Harrah’s Entertainment, based in Las Vegas, announced earlier
this year that a new 700-room hotel tower will be added to the
1,626-room Harrah’s Atlantic City, with work
likely to begin in 2005. The $200 million project is expected to
include a restaurant, a nightclub, a spa and more casino space.
The brightest star along the New Jersey coast still is the
Borgata, which celebrates its first anniversary
this month. The 2,010-room, $1 billion property has 70,000 square
feet of meeting space and a 1,000-seat arena, among other
enticements.
Of course, any discussion of Atlantic City must include the ups
and downs of Donald Trump, star of this season’s hit reality-TV
show, The Apprentice, and proprietor of the 1,200-room
Trump Taj Mahal. Trump Hotels & Casino Resorts
reported a first-quarter 2004 loss of nearly $49 million and is
mired in debt, but no one’s counting the Donald out just yet.
New York
After several years of heated debate, the New York Assembly voted
last October to allow six Native American casinos to open in the
state. Three are slated to open in the Catskills, and three will be
built in the western part of the state.
First on the drawing board is a collaboration between the
state’s Saint Regis Mohawk Tribe and Las Vegas’ Caesars
Entertainment. Last November, the partnership revealed plans for
the $600 million Mohawk Mountain Casino Resort. On
Anawana Lake in the Catskill Mountains, 85 miles north of New York
City, the 174-acre property will include a 750-room hotel tower, a
160,000-square-foot casino, 15,000 square feet of meeting space and
a 2,000-seat theater, as well as eight restaurants and a spa.

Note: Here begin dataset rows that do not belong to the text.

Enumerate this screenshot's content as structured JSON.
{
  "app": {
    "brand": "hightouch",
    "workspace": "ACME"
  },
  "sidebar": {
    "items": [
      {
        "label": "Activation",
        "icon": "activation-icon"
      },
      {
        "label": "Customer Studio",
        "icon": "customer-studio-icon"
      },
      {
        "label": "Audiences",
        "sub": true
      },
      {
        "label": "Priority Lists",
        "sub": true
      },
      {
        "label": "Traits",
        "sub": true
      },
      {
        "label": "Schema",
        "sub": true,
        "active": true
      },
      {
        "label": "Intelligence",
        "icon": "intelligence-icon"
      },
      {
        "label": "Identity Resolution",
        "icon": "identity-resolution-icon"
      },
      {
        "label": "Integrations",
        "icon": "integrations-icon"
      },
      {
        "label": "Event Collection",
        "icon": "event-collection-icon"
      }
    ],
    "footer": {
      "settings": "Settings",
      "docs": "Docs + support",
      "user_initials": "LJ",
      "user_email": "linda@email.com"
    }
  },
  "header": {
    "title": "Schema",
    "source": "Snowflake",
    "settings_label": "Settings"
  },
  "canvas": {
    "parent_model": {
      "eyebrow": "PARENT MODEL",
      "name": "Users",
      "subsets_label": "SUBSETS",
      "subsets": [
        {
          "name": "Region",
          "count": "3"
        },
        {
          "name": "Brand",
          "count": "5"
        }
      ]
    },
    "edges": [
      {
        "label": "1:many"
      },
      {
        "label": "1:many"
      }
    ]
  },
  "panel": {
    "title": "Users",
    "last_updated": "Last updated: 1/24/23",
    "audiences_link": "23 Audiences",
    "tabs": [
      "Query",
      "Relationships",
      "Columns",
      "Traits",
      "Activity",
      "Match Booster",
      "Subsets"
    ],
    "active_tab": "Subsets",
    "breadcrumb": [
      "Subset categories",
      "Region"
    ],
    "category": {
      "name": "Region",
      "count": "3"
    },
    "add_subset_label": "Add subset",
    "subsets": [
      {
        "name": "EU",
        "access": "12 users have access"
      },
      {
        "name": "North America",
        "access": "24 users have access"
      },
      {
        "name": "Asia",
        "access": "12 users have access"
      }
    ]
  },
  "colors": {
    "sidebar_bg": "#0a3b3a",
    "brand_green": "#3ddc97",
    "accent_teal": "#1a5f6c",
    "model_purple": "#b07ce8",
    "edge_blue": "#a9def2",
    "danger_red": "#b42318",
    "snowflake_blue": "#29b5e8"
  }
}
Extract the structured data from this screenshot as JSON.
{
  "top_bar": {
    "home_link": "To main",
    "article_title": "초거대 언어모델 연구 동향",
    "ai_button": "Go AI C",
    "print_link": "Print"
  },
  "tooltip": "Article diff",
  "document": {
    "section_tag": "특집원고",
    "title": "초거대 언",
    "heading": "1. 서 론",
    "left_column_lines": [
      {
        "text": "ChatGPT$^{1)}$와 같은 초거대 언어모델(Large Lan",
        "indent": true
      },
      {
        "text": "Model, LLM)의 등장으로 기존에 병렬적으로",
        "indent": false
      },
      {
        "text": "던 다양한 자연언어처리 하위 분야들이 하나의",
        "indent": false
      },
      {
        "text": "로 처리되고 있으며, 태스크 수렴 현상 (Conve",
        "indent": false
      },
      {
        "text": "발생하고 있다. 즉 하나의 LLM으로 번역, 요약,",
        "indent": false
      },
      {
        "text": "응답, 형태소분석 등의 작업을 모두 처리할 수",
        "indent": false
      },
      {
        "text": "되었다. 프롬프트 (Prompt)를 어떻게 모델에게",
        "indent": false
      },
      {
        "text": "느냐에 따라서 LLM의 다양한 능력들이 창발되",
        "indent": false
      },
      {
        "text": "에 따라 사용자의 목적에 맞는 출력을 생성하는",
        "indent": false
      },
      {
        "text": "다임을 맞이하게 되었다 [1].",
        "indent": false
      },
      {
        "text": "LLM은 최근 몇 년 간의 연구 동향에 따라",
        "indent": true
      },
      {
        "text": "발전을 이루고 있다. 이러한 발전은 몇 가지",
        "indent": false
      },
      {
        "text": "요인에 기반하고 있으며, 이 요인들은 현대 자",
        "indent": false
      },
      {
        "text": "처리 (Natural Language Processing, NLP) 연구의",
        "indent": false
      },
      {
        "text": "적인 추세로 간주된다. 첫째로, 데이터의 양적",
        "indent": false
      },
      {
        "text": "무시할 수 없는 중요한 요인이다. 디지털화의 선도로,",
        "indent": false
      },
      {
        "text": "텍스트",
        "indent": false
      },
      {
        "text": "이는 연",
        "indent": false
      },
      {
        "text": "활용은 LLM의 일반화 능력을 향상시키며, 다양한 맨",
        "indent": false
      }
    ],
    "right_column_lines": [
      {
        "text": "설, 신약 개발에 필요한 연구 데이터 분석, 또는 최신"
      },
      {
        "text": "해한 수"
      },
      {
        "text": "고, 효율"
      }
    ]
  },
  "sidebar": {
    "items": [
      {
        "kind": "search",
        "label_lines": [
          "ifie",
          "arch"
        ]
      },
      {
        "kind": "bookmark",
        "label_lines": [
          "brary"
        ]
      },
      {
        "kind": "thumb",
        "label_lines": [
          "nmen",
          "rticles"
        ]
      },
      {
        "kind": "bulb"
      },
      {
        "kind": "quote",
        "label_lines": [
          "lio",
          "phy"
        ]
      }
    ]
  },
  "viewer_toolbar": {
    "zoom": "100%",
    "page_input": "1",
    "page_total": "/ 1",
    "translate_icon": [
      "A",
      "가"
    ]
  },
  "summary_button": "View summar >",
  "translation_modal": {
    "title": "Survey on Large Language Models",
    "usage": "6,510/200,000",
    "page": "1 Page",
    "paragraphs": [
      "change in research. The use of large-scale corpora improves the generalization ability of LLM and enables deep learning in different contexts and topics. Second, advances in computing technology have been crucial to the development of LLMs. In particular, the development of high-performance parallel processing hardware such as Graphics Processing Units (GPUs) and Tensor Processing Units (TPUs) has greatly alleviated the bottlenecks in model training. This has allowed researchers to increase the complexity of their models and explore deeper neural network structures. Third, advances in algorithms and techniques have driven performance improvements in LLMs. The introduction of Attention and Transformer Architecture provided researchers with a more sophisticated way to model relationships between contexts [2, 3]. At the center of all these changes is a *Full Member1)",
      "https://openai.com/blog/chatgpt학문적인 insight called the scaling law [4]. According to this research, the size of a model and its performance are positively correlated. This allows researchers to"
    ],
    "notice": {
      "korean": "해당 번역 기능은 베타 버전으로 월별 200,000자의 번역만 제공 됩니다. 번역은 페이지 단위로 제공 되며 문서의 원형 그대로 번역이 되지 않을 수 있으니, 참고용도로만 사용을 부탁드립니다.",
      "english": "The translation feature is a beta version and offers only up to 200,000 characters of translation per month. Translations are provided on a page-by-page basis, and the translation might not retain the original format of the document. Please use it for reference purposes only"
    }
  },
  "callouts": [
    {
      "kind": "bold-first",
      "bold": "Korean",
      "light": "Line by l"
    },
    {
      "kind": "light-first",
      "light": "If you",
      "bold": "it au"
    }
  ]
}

No
opening date has been announced, but construction is set to start
this year.
A similar price tag hangs on the Cayuga Catskill Resort
& Casino, proposed by the Cayuga Nation Council of
Native Americans and owners of the former Monticello Raceway. In
Monticello, 90 miles northwest of New York City, the resort will
cover 30 acres; no other details were available at press time.